Get started with Dask
Prerequisites
You need the following:
- Git
- Python >=3.8
- pip
Some libraries installed on Graal:
- adlfs==2022.2.0
- aiohttp==3.8.1
- gcsfs==2022.2.0
- lightgbm==3.3.2
- prometheus-client==0.13.1
- protobuf==3.19.4
- pyarrow==7.0.0
- python-socketio==5.4.1
- s3fs==2022.2.0
- scikit-learn==1.0.2
- joblib==1.1.0
- xgboost==1.5.2
- dask==2022.02.1
- dask_kubernetes==2022.1.0
- blosc==1.10.2
- lz4==3.1.10
- pandas==1.3.0
Prerequisites for your package
Your code must be inside one or many modules others than __main__.py module.
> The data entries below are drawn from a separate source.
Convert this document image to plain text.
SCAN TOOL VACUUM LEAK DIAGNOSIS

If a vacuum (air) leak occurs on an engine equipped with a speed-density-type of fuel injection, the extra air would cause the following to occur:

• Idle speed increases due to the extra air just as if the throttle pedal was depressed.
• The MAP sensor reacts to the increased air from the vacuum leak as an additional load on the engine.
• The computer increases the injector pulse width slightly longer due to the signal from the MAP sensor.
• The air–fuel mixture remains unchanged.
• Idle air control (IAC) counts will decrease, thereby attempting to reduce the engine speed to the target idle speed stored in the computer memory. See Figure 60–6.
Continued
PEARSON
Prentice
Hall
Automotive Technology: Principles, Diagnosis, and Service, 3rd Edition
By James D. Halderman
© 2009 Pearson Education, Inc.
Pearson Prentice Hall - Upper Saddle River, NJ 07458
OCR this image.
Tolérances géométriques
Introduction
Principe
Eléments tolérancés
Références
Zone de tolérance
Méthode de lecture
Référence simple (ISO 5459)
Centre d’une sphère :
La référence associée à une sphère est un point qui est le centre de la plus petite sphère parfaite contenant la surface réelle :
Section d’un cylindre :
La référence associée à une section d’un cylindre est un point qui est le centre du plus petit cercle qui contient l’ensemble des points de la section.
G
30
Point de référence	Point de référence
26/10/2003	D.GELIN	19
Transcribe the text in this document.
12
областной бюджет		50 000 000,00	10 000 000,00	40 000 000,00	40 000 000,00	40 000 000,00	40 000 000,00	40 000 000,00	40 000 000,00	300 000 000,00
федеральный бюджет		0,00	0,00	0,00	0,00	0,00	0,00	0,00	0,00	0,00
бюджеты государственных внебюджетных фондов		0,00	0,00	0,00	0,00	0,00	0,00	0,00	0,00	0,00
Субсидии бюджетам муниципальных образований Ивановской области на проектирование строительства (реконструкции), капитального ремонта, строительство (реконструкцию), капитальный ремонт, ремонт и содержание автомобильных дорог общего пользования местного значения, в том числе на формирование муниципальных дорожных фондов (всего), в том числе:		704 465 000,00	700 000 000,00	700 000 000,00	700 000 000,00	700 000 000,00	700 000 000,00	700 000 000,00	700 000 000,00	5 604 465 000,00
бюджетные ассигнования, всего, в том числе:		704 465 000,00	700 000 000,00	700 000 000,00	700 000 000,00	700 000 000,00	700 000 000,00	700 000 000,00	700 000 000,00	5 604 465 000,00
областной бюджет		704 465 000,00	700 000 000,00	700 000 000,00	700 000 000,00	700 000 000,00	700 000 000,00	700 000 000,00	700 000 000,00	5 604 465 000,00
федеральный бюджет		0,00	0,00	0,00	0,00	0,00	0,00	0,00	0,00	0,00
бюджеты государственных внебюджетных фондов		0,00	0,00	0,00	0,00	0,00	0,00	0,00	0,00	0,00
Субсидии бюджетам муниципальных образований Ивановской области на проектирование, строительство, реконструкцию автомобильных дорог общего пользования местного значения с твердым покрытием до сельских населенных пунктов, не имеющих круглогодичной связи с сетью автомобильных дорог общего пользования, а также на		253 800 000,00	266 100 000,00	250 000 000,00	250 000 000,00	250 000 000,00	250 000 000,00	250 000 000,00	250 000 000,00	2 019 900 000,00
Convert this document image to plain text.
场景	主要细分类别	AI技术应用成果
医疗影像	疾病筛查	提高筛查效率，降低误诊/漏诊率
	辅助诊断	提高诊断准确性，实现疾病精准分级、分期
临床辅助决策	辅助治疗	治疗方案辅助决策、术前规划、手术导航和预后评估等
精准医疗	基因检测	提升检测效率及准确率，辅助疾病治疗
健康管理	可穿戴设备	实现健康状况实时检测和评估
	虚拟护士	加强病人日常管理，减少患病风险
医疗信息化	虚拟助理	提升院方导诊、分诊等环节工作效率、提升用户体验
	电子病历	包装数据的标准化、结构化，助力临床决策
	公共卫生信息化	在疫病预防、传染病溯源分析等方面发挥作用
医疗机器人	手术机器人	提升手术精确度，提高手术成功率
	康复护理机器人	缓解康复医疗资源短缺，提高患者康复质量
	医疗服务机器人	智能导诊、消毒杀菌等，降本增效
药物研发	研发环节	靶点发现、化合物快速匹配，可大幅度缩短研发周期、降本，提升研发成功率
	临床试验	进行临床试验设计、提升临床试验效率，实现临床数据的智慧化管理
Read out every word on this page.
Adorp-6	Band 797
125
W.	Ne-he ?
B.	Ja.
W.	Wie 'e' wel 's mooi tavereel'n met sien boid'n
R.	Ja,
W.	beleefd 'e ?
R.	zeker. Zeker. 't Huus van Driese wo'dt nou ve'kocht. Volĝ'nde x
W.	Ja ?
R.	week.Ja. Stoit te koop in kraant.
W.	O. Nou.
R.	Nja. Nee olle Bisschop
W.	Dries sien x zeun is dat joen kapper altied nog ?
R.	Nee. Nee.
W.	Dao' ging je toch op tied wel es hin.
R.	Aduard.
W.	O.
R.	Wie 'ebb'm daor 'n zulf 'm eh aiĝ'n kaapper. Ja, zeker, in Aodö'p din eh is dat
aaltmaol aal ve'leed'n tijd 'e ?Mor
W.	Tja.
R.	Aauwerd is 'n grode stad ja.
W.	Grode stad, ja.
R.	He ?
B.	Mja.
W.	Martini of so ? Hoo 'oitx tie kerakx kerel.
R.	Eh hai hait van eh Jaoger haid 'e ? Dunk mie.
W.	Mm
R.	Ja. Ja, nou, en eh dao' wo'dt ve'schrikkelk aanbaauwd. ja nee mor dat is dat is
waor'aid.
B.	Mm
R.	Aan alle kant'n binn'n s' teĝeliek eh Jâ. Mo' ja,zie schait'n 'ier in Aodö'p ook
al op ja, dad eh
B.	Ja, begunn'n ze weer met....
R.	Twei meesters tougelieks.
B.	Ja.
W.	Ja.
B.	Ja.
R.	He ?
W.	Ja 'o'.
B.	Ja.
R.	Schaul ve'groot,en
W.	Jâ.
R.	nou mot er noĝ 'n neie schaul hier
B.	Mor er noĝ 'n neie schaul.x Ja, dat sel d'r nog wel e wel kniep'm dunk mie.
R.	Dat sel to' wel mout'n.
In each module you must define a function that contains the parameter "client" and encloses the code to be executed. Not every Dask Distributed features require the "client" parameter, so it may be normal for you not to use it despite its presence in your function signature.
For example, with Dask Distributed XGBoost you could use the following code:
def distributed_xgboost(client):
Example
Clone the example project and use pip to build it.
The example project named dask_ml_example is composed of 4 modules that show some applications with Dask Distributed. We can find an implementation of Lightgbm distributed, XGBoost distributed and Sklearn distributed.